Lucas Rubio Ayres
Adeptos & Apaixonados
10 min readDec 23, 2017

--

(Ilustração: Lucas Ayres)

Não é difícil alegrar César Augusto de Andrade. Aos 43 anos de idade, bastam seu filho e seu futebol. O momento, então, em que César está na arquibancada do estádio Nicolau Alayon, sua meca futebolística, e na companhia de seu pequeno, é o momento de sua completude, como se tudo estivesse em seu devido lugar.

De suéter cinza e calça bege, tem os ombros arqueados, os braços cruzados apoiados nas pernas bem juntas, protegendo-se discretamente contra o vento frio que corta a Avenida Marquês de São Vicente e vai soprar a grama do campo do Nacional Atlético Clube.

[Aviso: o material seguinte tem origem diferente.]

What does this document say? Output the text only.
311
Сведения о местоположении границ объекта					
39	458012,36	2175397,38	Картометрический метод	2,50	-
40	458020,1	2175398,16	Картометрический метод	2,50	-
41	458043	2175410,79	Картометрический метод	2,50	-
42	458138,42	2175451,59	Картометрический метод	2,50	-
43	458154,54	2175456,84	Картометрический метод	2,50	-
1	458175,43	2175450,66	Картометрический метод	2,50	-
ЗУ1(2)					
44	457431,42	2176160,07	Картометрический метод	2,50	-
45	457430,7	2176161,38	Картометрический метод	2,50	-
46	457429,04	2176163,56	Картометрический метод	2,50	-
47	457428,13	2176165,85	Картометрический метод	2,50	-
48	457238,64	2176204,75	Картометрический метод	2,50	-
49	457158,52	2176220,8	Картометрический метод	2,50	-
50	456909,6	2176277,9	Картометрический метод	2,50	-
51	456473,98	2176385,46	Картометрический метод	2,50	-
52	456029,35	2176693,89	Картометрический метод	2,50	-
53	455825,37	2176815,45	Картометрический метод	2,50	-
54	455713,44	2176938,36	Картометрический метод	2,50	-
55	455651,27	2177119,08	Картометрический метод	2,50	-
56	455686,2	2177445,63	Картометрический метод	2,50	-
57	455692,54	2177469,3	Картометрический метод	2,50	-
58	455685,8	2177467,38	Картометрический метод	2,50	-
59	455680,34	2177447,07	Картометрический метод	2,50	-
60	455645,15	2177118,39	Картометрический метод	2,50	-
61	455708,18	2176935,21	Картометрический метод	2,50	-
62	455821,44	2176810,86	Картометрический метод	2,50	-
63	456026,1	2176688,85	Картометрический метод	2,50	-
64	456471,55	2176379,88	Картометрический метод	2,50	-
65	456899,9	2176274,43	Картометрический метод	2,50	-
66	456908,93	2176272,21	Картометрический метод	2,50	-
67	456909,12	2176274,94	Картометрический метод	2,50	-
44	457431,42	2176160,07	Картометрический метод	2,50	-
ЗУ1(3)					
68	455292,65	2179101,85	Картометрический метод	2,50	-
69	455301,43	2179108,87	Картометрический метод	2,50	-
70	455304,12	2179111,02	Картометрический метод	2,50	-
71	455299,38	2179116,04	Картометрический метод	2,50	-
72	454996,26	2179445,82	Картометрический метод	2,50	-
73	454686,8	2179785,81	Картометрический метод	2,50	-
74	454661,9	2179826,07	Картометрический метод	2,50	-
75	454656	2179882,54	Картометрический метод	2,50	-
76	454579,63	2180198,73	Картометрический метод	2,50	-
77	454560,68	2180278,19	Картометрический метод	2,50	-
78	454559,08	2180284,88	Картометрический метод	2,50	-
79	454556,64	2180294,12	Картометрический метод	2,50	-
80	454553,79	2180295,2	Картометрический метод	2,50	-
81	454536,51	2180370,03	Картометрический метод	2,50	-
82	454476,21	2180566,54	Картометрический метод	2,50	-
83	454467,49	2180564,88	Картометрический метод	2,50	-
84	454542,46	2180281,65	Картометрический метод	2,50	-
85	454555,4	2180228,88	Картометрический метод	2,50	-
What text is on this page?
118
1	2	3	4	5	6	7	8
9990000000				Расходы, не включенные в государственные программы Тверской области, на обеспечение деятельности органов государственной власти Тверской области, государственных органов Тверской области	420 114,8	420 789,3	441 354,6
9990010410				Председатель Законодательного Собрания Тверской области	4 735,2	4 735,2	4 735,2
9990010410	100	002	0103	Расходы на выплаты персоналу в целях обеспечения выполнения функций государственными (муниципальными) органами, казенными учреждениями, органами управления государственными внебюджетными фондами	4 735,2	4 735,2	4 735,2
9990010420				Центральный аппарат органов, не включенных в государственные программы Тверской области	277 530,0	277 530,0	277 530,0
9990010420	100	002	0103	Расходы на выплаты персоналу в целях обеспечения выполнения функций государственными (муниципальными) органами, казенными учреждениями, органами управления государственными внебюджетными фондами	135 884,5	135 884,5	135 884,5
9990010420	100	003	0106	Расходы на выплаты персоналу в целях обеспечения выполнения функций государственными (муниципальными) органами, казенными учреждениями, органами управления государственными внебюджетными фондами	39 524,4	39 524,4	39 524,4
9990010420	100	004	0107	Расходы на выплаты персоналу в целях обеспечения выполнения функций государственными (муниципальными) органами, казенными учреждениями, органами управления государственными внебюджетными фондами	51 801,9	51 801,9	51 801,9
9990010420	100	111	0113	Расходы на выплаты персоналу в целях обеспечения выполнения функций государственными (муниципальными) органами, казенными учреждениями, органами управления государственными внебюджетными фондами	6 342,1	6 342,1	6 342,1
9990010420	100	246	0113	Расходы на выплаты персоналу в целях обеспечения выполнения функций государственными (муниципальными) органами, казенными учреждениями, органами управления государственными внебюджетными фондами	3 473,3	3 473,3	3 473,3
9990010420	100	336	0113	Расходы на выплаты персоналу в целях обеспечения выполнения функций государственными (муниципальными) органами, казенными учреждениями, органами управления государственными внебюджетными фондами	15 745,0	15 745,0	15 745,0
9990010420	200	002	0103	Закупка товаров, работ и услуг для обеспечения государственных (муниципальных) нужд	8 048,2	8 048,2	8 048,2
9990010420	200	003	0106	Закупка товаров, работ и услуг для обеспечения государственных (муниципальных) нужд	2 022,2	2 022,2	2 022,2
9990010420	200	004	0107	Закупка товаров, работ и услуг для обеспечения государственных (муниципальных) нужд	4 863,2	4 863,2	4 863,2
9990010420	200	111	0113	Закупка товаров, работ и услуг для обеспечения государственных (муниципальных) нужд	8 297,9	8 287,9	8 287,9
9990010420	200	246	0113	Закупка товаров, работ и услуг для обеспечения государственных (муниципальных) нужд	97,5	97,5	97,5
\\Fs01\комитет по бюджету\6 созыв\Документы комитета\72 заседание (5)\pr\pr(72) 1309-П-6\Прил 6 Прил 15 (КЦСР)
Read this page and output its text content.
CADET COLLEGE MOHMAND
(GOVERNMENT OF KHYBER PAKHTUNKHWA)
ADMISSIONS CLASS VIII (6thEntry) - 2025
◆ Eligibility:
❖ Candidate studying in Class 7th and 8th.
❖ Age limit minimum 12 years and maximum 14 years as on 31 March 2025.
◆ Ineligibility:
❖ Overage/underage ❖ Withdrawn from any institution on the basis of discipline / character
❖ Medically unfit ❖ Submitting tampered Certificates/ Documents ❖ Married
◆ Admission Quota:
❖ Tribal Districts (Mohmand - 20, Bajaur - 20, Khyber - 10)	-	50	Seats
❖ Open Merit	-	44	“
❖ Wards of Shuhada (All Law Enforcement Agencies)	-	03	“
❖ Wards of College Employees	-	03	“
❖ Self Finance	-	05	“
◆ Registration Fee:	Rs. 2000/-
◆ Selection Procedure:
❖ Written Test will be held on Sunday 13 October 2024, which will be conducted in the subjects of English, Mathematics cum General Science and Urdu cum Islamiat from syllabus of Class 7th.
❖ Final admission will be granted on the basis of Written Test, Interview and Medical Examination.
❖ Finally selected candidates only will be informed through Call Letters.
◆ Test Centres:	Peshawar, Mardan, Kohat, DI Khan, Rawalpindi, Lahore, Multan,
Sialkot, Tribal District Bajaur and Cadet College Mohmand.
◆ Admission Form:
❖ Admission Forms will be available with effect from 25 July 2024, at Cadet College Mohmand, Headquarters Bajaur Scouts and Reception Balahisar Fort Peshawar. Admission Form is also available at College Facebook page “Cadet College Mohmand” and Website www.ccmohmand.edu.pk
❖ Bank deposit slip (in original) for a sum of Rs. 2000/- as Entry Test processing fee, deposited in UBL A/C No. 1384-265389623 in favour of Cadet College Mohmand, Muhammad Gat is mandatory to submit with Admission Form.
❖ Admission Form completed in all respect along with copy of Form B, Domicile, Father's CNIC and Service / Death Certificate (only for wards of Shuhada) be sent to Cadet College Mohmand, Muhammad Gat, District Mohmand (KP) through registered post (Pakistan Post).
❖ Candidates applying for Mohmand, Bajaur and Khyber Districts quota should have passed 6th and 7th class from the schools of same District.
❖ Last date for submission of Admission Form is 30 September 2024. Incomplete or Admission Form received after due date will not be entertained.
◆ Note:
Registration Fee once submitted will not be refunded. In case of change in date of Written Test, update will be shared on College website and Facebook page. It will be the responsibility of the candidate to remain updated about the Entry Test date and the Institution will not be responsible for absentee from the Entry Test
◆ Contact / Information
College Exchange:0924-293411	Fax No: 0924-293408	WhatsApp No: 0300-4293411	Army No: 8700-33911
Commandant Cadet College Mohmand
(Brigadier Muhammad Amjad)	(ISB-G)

Em seus olhos, há um pequeno brilho, do prazer do reconhecimento, do deleite de ter sua história ouvida, mas que também cintila pelo conforto de estar em sua casa.

César é assim nas arquibancadas do Nicolau Alayon. (Foto: Michael Barbosa)

Além de campo oficial e uma espécie de segunda casa para César, o lote no bairro da Água Branca é o centro de treinamento, o escritório e a sede social do Nacional. Diariamente, reúne cerca de trinta funcionários diretos e indiretos, entre manutenção, segurança, atendimento, comissão técnica e os monitores da quadras de soçaite da Arena World Sports, sublocação de uma porção do terreno, fruto de uma parceria entre o clube e World Sports & Marketing.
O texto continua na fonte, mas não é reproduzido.